When I returned, I found out that they had bought 30 properties for the purchase on my behalf – and had borrowed £6.5 million in my name to do so.

I later found out that they were buying real estate in bulk from home builders at a huge discount. Then they sold it for more than the market price, with a mortgage of 90 or even 100 percent. They made a fortune by making the difference between the price they bought and sold the property for.

They forged my signature and committed a mortgage fraud in my name. When I found out, I went to the police and they asked me to be the main witness at the trial. I was just one of the victims of what ended up becoming the biggest housing scandal ever in the Northeast, involving 2,500 homes. There was a civil and criminal case, and they were put in jail in October 2015.

What effect does this have on your money?

I was in my mid-twenties, earning £40,000 a year and mortgage payments on those 30 properties went up to £25,000 a month. Obviously, you fell behind on them right away. I couldn’t and didn’t want to pay it because I didn’t know anything about those real estate.

Even though there was an ongoing police investigation, I was getting up to 150 calls a day from the banks because I was behind on all those mortgages. It was very stressful. Financially, it was a nightmare. I couldn’t buy a house or rent a car. I couldn’t even get a credit card because there were a lot of black marks on my credit history.

Best Career: Initial play for England and the Newcastle Falcons

Best Career: Initial play for England and the Newcastle Falcons

Oddly enough, I played the best rugby game of my life in 2008 and 2009. That was when I got voted as the best player in the world, for example. I think rugby was an outlet for me, where I could channel all my energy and anger. Every time I went to the rugby field, nothing else mattered, and so I felt this massive sense of release.

It was only after the criminal case was decided in 2015 that the banks started listening to me and treating me as a victim. But it took another four years to get them all to remove their credit scores against me and accept that I don’t owe them anything.

Best financial decision you made?

Investing in a friend’s medical cannabis business in 2013. I bought £12,000 of stock and two years later, after the company was bought by a major, I sold it for £115,000.

The most expensive thing you bought for fun?

Classic car at £15,000 two years ago. It’s a red, soft top from 1971 Jensen Healy. I love driving it.

Do you invest in a pension or the stock market?

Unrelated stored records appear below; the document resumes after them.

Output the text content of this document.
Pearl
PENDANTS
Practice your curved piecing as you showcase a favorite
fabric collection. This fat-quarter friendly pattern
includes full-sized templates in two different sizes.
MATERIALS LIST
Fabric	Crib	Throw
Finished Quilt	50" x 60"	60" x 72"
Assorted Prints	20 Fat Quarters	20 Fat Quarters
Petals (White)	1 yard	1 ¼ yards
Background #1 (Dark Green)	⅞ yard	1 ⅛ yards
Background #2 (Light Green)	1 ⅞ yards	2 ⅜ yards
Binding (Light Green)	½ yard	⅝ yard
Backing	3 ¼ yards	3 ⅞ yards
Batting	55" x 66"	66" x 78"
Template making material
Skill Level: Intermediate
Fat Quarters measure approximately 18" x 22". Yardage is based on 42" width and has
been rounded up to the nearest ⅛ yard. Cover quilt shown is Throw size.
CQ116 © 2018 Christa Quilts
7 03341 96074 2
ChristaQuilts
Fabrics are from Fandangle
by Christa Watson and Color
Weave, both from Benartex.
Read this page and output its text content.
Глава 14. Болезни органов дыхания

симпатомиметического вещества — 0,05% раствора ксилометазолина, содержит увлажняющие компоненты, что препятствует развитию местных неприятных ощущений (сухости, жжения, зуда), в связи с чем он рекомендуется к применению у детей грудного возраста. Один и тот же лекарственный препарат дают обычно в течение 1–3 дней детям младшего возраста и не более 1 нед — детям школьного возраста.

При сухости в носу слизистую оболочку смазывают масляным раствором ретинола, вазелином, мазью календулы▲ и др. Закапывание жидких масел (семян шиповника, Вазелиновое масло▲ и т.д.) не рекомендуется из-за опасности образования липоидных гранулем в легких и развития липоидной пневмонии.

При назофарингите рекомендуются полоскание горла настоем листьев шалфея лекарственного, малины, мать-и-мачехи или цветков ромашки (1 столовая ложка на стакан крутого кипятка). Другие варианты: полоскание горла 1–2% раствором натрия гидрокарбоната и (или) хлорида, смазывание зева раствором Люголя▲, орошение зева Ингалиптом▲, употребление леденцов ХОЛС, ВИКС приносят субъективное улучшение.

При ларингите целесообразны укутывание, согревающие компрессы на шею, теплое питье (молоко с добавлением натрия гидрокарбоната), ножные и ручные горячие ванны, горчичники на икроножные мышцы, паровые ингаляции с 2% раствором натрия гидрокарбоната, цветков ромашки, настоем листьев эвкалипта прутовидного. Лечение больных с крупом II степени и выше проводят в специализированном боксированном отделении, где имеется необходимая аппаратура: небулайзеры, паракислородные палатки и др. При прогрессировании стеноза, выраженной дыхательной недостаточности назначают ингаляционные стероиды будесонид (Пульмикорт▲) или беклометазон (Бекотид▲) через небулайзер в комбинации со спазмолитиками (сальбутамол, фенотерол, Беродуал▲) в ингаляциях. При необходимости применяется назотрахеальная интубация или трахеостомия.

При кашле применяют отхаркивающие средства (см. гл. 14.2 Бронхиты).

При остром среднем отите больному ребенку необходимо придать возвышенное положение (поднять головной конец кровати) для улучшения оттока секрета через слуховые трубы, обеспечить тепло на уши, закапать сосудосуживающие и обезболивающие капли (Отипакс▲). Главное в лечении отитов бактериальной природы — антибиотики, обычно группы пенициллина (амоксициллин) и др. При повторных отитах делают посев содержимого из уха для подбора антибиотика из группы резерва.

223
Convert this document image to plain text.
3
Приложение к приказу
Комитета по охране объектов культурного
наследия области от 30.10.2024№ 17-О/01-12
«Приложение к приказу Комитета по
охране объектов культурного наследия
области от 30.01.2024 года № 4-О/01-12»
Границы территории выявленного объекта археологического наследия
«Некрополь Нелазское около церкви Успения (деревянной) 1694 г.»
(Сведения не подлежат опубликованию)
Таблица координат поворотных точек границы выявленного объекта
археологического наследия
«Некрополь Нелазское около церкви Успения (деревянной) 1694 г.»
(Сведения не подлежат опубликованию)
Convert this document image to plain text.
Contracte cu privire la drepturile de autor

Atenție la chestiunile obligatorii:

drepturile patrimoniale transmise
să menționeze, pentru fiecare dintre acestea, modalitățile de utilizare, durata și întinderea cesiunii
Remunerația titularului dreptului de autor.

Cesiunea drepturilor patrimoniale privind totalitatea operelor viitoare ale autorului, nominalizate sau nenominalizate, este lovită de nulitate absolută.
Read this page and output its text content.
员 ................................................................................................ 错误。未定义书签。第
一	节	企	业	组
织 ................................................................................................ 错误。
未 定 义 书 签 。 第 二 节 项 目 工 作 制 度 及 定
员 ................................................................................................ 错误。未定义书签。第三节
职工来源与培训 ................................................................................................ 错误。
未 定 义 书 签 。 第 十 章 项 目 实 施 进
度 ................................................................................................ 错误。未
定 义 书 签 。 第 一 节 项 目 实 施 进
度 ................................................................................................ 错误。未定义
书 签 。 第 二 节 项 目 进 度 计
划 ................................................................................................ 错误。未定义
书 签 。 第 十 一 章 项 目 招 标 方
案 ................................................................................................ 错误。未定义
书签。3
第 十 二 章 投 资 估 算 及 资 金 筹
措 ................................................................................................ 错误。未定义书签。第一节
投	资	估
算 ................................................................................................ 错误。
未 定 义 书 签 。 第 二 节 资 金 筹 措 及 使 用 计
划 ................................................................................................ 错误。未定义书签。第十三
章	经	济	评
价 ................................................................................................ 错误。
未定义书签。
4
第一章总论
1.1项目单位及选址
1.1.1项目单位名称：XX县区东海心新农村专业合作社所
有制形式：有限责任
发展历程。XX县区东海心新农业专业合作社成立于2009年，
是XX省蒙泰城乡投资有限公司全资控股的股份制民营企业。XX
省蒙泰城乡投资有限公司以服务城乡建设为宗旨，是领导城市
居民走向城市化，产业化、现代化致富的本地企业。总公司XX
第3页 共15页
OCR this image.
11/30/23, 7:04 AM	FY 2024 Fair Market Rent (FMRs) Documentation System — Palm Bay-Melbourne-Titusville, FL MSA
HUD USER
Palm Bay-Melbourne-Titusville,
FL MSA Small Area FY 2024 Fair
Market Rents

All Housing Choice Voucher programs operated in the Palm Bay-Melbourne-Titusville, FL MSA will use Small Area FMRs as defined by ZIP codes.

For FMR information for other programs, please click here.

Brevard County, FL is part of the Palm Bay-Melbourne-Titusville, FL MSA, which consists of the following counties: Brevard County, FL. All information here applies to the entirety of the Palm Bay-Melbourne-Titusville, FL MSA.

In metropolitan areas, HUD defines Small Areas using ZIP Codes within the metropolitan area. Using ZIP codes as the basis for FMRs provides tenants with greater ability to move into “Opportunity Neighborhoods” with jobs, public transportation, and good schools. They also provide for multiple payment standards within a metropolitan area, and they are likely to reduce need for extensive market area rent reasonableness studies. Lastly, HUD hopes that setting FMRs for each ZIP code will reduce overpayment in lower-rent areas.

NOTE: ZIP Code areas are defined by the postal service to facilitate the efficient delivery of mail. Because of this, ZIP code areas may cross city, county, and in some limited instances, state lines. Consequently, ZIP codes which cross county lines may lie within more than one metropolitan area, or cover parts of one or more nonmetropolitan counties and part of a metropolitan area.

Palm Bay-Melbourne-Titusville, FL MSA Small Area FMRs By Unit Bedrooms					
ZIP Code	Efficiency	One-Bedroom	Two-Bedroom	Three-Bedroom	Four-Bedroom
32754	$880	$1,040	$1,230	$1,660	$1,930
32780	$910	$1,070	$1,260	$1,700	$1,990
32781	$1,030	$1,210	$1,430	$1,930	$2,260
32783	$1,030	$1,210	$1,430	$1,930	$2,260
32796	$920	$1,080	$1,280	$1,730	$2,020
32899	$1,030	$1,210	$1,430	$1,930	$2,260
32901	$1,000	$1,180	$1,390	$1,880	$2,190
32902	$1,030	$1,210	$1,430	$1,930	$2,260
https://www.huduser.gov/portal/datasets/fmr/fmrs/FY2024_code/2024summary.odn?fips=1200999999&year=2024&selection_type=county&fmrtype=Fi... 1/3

I invest in my pension. It started when I started playing rugby professionally, aged 20, and had used my pension to invest in commercial real estate funds, when I couldn’t invest in physical property myself.

Do you own any property?

Yes, my wife and I. Our house is a four bedroom river house in Henley-on-Thames that we bought 18 months ago for £665,000. We’ve since developed it and got planning permission to do a major extension, but decided to move on instead. With a four-year-old, two-year-old and a seven-month-old baby, we don’t think the construction work is worth it. So we recently put it on the market and it was valued at £900,000. I think the trend towards flexible working is one reason its value is so high – people are much happier living 40 minutes outside of London.

We also own 16 buy-to-let properties, which we have acquired since 2019 at a cost of around £1.8m. Now it is worth more than 2 million pounds sterling. They are all houses in Newcastle, close to where I lived when I was earning £600 a month.

If you were a consultant, what would be the first thing you would do?

If I were Rishi Sunak, the first thing I would do would be to borrow my wife money! [Akshata Murty has a £690million stake in Infosys, the IT services firm founded by her father]. Then I will reduce the value-added tax on energy bills to zero. The cost of living is going up and I think that will help.

What is your number one financial priority?

to achieve financial freedom. I would like to be in a position to have income from investments in my property that generate between £12,000 and £15,000 per month. I’m probably two-thirds of the way toward this goal.